Time Warner Cable Doesn’t Have To Keep Records Of Your Complaints So Shut Up You Big Baby

We’d like to do a little customer service satisfaction survey. Do you find dealing with Time Warner Cable, which is probably your broadband provider if Comcast is not, the most awful thing you can imagine or only in the top ten? Haha it doesn’t matter because your complaints will always go unheeded, sucka, as Time Warner can do things like just keep no records of your ceaseless phone calls and verbal complaints when you are just trying to get your fucking cable to work to show you the House Hunters International marathon. No records equals no complaints to report! Everybody wins. Except you.
First, let’s get a glimpse into the dystopian nightmare that is how cable companies squeeze the most out of municipalities while giving as little money or information back as possible. So you’re a city that wants to add a second local channel, probably to show double the hot hot city council subcommittee meeting action, but to do so, you have to sit down with Time Warner, cap in hand, and beg for it. And Time Warner will come down from the mountain and grant you an audience, but then will explain how this is going to go down, and it isn’t the way you want it to, puny city.
Last month in Keene, New Hampshire, the Keene City Council was voting on whether to add a second local channel (which would give the city more revenue) through Time Warner Cable. In exchange, Time Warner Cable wanted to extend the franchise agreement with the city for an additional five years, or the year 2023. While the rest of the council agreed to give Time Warner Cable the extension, one Councilor had a bit of an issue with the way that Time Warner Cable was running their business.
What kind of City Council-dwelling peon would dare to question the great Time Warner? What does this speck of dirt want?
Even though the Council voted 4-1 in favor of the second channel, Councilor Terry M. Clark expressed his disappointment with Time Warner Cable on their refusal to adhere to the original franchise agreement signed with the city years back that forces Time Warner Cable to tell the City Council about any complaints that they receive from customers.
Here’s Time Warner’s answer.
No really, we’re not kidding. That is the essence of Time Warner’s answer.
“They reported back that they had no complaints,” Clark said at last week’s meeting. “I asked, ‘Why?’ They said because they weren’t required to write them down.”
Yes, that last part is true. TWC’s franchise agreement contains some language that allows it to whitewash its horrible track record. […]
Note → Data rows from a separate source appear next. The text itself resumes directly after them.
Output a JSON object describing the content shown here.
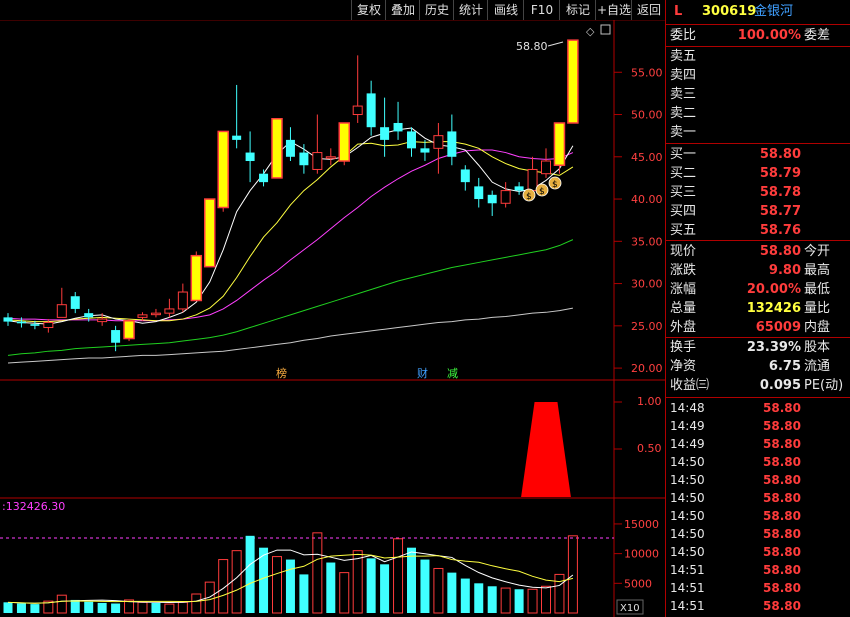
{
  "toolbar": {
    "buttons": [
      "复权",
      "叠加",
      "历史",
      "统计",
      "画线",
      "F10",
      "标记",
      "+自选",
      "返回"
    ]
  },
  "chart": {
    "price_axis": [
      "55.00",
      "50.00",
      "45.00",
      "40.00",
      "35.00",
      "30.00",
      "25.00",
      "20.00"
    ],
    "max_label": "58.80",
    "markers": [
      "榜",
      "财",
      "减"
    ],
    "indicator_axis": [
      "1.00",
      "0.50"
    ],
    "volume_label": ":132426.30",
    "volume_axis": [
      "15000",
      "10000",
      "5000"
    ],
    "volume_unit": "X10",
    "colors": {
      "up": "#ff3c3c",
      "down": "#40ffff",
      "limit_up": "#ffff00",
      "ma5": "#ffffff",
      "ma10": "#ffff40",
      "ma20": "#ff40ff",
      "ma60": "#20d020",
      "ma120": "#c8c8c8"
    }
  },
  "chart_data": {
    "type": "candlestick",
    "y_range": [
      18,
      60
    ],
    "candles": [
      {
        "o": 26.0,
        "c": 25.5,
        "h": 26.5,
        "l": 25.0
      },
      {
        "o": 25.5,
        "c": 25.3,
        "h": 26.0,
        "l": 24.8
      },
      {
        "o": 25.2,
        "c": 25.0,
        "h": 25.6,
        "l": 24.6
      },
      {
        "o": 24.8,
        "c": 25.4,
        "h": 25.8,
        "l": 24.2
      },
      {
        "o": 26.0,
        "c": 27.5,
        "h": 29.5,
        "l": 26.0
      },
      {
        "o": 28.5,
        "c": 27.0,
        "h": 29.0,
        "l": 26.5
      },
      {
        "o": 26.5,
        "c": 26.0,
        "h": 27.0,
        "l": 25.5
      },
      {
        "o": 25.5,
        "c": 25.8,
        "h": 26.5,
        "l": 25.0
      },
      {
        "o": 24.5,
        "c": 23.0,
        "h": 25.0,
        "l": 22.0
      },
      {
        "o": 23.5,
        "c": 25.6,
        "h": 25.8,
        "l": 23.2,
        "limit": true
      },
      {
        "o": 26.0,
        "c": 26.3,
        "h": 26.6,
        "l": 25.6
      },
      {
        "o": 26.5,
        "c": 26.5,
        "h": 27.0,
        "l": 26.0
      },
      {
        "o": 26.5,
        "c": 27.0,
        "h": 28.2,
        "l": 26.0
      },
      {
        "o": 27.0,
        "c": 29.0,
        "h": 30.0,
        "l": 26.6
      },
      {
        "o": 28.0,
        "c": 33.3,
        "h": 33.8,
        "l": 28.0,
        "limit": true
      },
      {
        "o": 32.0,
        "c": 40.0,
        "h": 40.0,
        "l": 32.0,
        "limit": true
      },
      {
        "o": 39.0,
        "c": 48.0,
        "h": 48.0,
        "l": 38.5,
        "limit": true
      },
      {
        "o": 47.5,
        "c": 47.0,
        "h": 53.5,
        "l": 46.0
      },
      {
        "o": 45.5,
        "c": 44.5,
        "h": 48.0,
        "l": 42.0
      },
      {
        "o": 43.0,
        "c": 42.0,
        "h": 43.5,
        "l": 41.5
      },
      {
        "o": 42.5,
        "c": 49.5,
        "h": 49.5,
        "l": 42.5,
        "limit": true
      },
      {
        "o": 47.0,
        "c": 45.0,
        "h": 48.5,
        "l": 44.5
      },
      {
        "o": 45.5,
        "c": 44.0,
        "h": 46.5,
        "l": 43.0
      },
      {
        "o": 43.5,
        "c": 45.5,
        "h": 50.0,
        "l": 43.0
      },
      {
        "o": 45.0,
        "c": 45.0,
        "h": 46.0,
        "l": 44.0
      },
      {
        "o": 44.5,
        "c": 49.0,
        "h": 49.0,
        "l": 44.0,
        "limit": true
      },
      {
        "o": 50.0,
        "c": 51.0,
        "h": 57.0,
        "l": 49.0
      },
      {
        "o": 52.5,
        "c": 48.5,
        "h": 54.0,
        "l": 47.5
      },
      {
        "o": 48.5,
        "c": 47.0,
        "h": 52.0,
        "l": 45.0
      },
      {
        "o": 49.0,
        "c": 48.0,
        "h": 51.5,
        "l": 47.0
      },
      {
        "o": 48.0,
        "c": 46.0,
        "h": 48.5,
        "l": 45.0
      },
      {
        "o": 46.0,
        "c": 45.5,
        "h": 47.0,
        "l": 44.5
      },
      {
        "o": 46.0,
        "c": 47.5,
        "h": 49.0,
        "l": 43.0
      },
      {
        "o": 48.0,
        "c": 45.0,
        "h": 50.0,
        "l": 44.0
      },
      {
        "o": 43.5,
        "c": 42.0,
        "h": 44.0,
        "l": 41.0
      },
      {
        "o": 41.5,
        "c": 40.0,
        "h": 42.5,
        "l": 39.0
      },
      {
        "o": 40.5,
        "c": 39.5,
        "h": 41.0,
        "l": 38.0
      },
      {
        "o": 39.5,
        "c": 41.0,
        "h": 42.0,
        "l": 39.0
      },
      {
        "o": 41.5,
        "c": 41.0,
        "h": 42.0,
        "l": 40.5
      },
      {
        "o": 41.0,
        "c": 43.5,
        "h": 45.0,
        "l": 40.5
      },
      {
        "o": 43.0,
        "c": 44.5,
        "h": 46.0,
        "l": 42.5
      },
      {
        "o": 44.0,
        "c": 49.0,
        "h": 49.0,
        "l": 43.0,
        "limit": true
      },
      {
        "o": 49.0,
        "c": 58.8,
        "h": 58.8,
        "l": 49.0,
        "limit": true
      }
    ],
    "volume_max": 16000,
    "volumes": [
      1800,
      1600,
      1500,
      2000,
      3000,
      2200,
      1900,
      1700,
      1600,
      2200,
      1800,
      1700,
      1500,
      1800,
      3200,
      5200,
      9000,
      10500,
      13000,
      11000,
      9500,
      9000,
      6500,
      13500,
      8500,
      6800,
      10500,
      9200,
      8200,
      12500,
      11000,
      9000,
      7500,
      6800,
      5800,
      5000,
      4500,
      4200,
      4000,
      4000,
      4500,
      6500,
      13000
    ],
    "volume_up": [
      false,
      false,
      false,
      true,
      true,
      false,
      false,
      false,
      false,
      true,
      true,
      false,
      true,
      true,
      true,
      true,
      true,
      true,
      false,
      false,
      true,
      false,
      false,
      true,
      false,
      true,
      true,
      false,
      false,
      true,
      false,
      false,
      true,
      false,
      false,
      false,
      false,
      true,
      false,
      true,
      true,
      true,
      true
    ],
    "ma5": [
      25.6,
      25.4,
      25.3,
      25.2,
      25.5,
      25.9,
      26.2,
      26.3,
      25.8,
      25.6,
      25.3,
      25.5,
      26.0,
      26.6,
      27.8,
      30.2,
      34.0,
      38.5,
      41.0,
      43.0,
      45.3,
      46.8,
      45.9,
      44.8,
      44.7,
      45.0,
      46.1,
      47.3,
      47.8,
      48.2,
      48.4,
      47.2,
      46.4,
      46.2,
      45.8,
      44.0,
      42.0,
      41.2,
      40.9,
      41.2,
      42.2,
      43.6,
      46.3
    ],
    "ma10": [
      25.7,
      25.6,
      25.5,
      25.5,
      25.6,
      25.8,
      25.9,
      26.0,
      25.9,
      25.8,
      25.7,
      25.6,
      25.6,
      25.8,
      26.3,
      27.1,
      28.5,
      30.7,
      33.2,
      35.5,
      37.2,
      39.3,
      41.0,
      42.3,
      43.8,
      45.1,
      46.5,
      46.6,
      46.3,
      46.4,
      46.8,
      46.7,
      46.8,
      46.8,
      46.5,
      46.0,
      45.0,
      44.2,
      43.6,
      43.3,
      43.1,
      42.8,
      43.8
    ],
    "ma20": [
      25.9,
      25.8,
      25.8,
      25.7,
      25.7,
      25.7,
      25.7,
      25.7,
      25.6,
      25.6,
      25.6,
      25.6,
      25.7,
      25.8,
      26.0,
      26.3,
      27.0,
      28.0,
      29.2,
      30.4,
      31.5,
      32.8,
      34.0,
      35.2,
      36.5,
      37.8,
      39.0,
      40.3,
      41.4,
      42.4,
      43.3,
      44.0,
      44.8,
      45.3,
      45.7,
      45.8,
      45.8,
      45.5,
      45.0,
      44.8,
      44.7,
      44.8,
      45.5
    ],
    "ma60": [
      21.5,
      21.7,
      21.8,
      22.0,
      22.1,
      22.3,
      22.4,
      22.5,
      22.6,
      22.7,
      22.8,
      22.9,
      23.0,
      23.2,
      23.4,
      23.6,
      23.9,
      24.3,
      24.8,
      25.3,
      25.8,
      26.3,
      26.8,
      27.3,
      27.8,
      28.3,
      28.8,
      29.3,
      29.8,
      30.3,
      30.7,
      31.1,
      31.5,
      31.9,
      32.2,
      32.5,
      32.8,
      33.1,
      33.4,
      33.7,
      34.0,
      34.5,
      35.2
    ],
    "ma120": [
      20.6,
      20.7,
      20.8,
      20.9,
      21.0,
      21.1,
      21.2,
      21.2,
      21.3,
      21.4,
      21.5,
      21.5,
      21.6,
      21.7,
      21.8,
      21.9,
      22.0,
      22.2,
      22.4,
      22.6,
      22.8,
      23.0,
      23.3,
      23.5,
      23.8,
      24.0,
      24.2,
      24.4,
      24.6,
      24.8,
      25.0,
      25.2,
      25.4,
      25.5,
      25.7,
      25.8,
      26.0,
      26.1,
      26.3,
      26.5,
      26.6,
      26.8,
      27.1
    ],
    "indicator_values": [
      0,
      0,
      0,
      0,
      0,
      0,
      0,
      0,
      0,
      0,
      0,
      0,
      0,
      0,
      0,
      0,
      0,
      0,
      0,
      0,
      0,
      0,
      0,
      0,
      0,
      0,
      0,
      0,
      0,
      0,
      0,
      0,
      0,
      0,
      0,
      0,
      0,
      0,
      0,
      1,
      1,
      1,
      0
    ]
  },
  "quote": {
    "code": "300619",
    "name": "金银河",
    "flag": "L",
    "weibi_label": "委比",
    "weibi_value": "100.00%",
    "weicha_label": "委差",
    "sell_levels": [
      "卖五",
      "卖四",
      "卖三",
      "卖二",
      "卖一"
    ],
    "buy_levels": [
      {
        "label": "买一",
        "price": "58.80"
      },
      {
        "label": "买二",
        "price": "58.79"
      },
      {
        "label": "买三",
        "price": "58.78"
      },
      {
        "label": "买四",
        "price": "58.77"
      },
      {
        "label": "买五",
        "price": "58.76"
      }
    ],
    "stats": [
      {
        "l": "现价",
        "v": "58.80",
        "c": "red",
        "l2": "今开"
      },
      {
        "l": "涨跌",
        "v": "9.80",
        "c": "red",
        "l2": "最高"
      },
      {
        "l": "涨幅",
        "v": "20.00%",
        "c": "red",
        "l2": "最低"
      },
      {
        "l": "总量",
        "v": "132426",
        "c": "yellow",
        "l2": "量比"
      },
      {
        "l": "外盘",
        "v": "65009",
        "c": "red",
        "l2": "内盘"
      }
    ],
    "stats2": [
      {
        "l": "换手",
        "v": "23.39%",
        "l2": "股本"
      },
      {
        "l": "净资",
        "v": "6.75",
        "l2": "流通"
      },
      {
        "l": "收益㈢",
        "v": "0.095",
        "l2": "PE(动)"
      }
    ],
    "ticks": [
      {
        "t": "14:48",
        "p": "58.80"
      },
      {
        "t": "14:49",
        "p": "58.80"
      },
      {
        "t": "14:49",
        "p": "58.80"
      },
      {
        "t": "14:50",
        "p": "58.80"
      },
      {
        "t": "14:50",
        "p": "58.80"
      },
      {
        "t": "14:50",
        "p": "58.80"
      },
      {
        "t": "14:50",
        "p": "58.80"
      },
      {
        "t": "14:50",
        "p": "58.80"
      },
      {
        "t": "14:50",
        "p": "58.80"
      },
      {
        "t": "14:51",
        "p": "58.80"
      },
      {
        "t": "14:51",
        "p": "58.80"
      },
      {
        "t": "14:51",
        "p": "58.80"
      }
    ]
  }
}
Except as limited by federal law or FCC regulations concerning privacy, Franchisee shall maintain a record of all such complaints and such records shall be available at Franchisee’s local offices for at least two years for inspection by the Franchising Authority as it may from time to time request, during regular business hours and upon reasonable notice. Nothing herein shall be deemed to require Franchisee to maintain records of oral complaints, which can be handled to the customer’s satisfaction in the course of the initial conversation in which the complaint is made or does not require technical field response.
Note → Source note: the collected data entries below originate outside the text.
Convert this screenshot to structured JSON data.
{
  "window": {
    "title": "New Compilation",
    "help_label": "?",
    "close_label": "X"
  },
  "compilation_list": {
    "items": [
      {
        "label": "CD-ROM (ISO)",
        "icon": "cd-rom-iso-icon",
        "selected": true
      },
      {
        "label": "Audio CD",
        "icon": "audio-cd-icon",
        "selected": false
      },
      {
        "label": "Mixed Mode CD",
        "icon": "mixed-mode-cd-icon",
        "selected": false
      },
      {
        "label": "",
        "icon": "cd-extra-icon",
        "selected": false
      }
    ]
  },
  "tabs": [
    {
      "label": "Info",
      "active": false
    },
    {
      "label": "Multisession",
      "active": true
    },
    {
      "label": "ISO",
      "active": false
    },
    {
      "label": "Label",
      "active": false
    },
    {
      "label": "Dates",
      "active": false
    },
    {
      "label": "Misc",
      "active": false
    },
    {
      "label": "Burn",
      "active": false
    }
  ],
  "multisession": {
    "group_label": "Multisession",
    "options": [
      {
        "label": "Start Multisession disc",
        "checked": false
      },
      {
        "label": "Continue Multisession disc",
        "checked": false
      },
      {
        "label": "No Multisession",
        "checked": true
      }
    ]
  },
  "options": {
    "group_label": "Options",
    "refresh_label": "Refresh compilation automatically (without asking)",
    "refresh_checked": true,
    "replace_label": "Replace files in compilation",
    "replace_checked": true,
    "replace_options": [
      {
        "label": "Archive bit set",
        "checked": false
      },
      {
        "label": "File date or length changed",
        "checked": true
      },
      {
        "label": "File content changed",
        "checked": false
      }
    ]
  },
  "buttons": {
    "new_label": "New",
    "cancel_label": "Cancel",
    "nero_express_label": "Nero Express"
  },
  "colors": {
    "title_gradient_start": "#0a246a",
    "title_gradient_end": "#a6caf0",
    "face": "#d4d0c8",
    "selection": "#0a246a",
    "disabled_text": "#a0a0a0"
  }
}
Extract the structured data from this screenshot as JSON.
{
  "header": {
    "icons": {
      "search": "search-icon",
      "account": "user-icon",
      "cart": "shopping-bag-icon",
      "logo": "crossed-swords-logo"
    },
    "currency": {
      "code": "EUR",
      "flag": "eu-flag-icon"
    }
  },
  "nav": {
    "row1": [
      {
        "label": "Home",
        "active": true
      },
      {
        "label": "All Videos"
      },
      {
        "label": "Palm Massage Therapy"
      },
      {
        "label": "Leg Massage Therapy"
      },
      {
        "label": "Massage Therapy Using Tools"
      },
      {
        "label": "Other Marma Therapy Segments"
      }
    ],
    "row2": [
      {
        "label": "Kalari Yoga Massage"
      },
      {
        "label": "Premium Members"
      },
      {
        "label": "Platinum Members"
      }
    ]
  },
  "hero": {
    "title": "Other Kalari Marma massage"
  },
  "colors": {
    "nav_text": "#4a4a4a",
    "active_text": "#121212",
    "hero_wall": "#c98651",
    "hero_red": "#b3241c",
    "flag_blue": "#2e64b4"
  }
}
So, if you call Time Warner, and you spend 90 minutes trying to get them to make the cable box reboot or reconfigure or regenerate in time for 19 Kids and Counting, and the end result is that they explain to you that they are sorry your cable hasn’t worked for days and won’t work for days more but you will get a $2 credit, no documentation of complaint necessary because you never wrote in and it was resolved in one phone call. Success!
External metrics (look how Vox Dot Com we sounded there!) show that no one at all likes Time Warner, because they are awful.
Consumer Reports stated that TWC ranked “very poorly with consumers when it comes to value for the money and have earned low ratings for customer support” and “Time Warner Cable ranked 16th overall for television service with particularly low ratings for value, reliability, and phone / online customer support.”
According to YouGov, Time Warner Cable has the poorest brand perception of the major pay TV service providers, with a score of -10.
None of this matters, because soon Time Warner will merge with Comcast and then you will have one and only one choice for your internets and it will cost $1000 month and extra if you want porn and the glorious new sci-fi era of corporations being governments and running entire parts of the country and making you all live in corporate compounds will come to pass and you will like it because the teevee says so.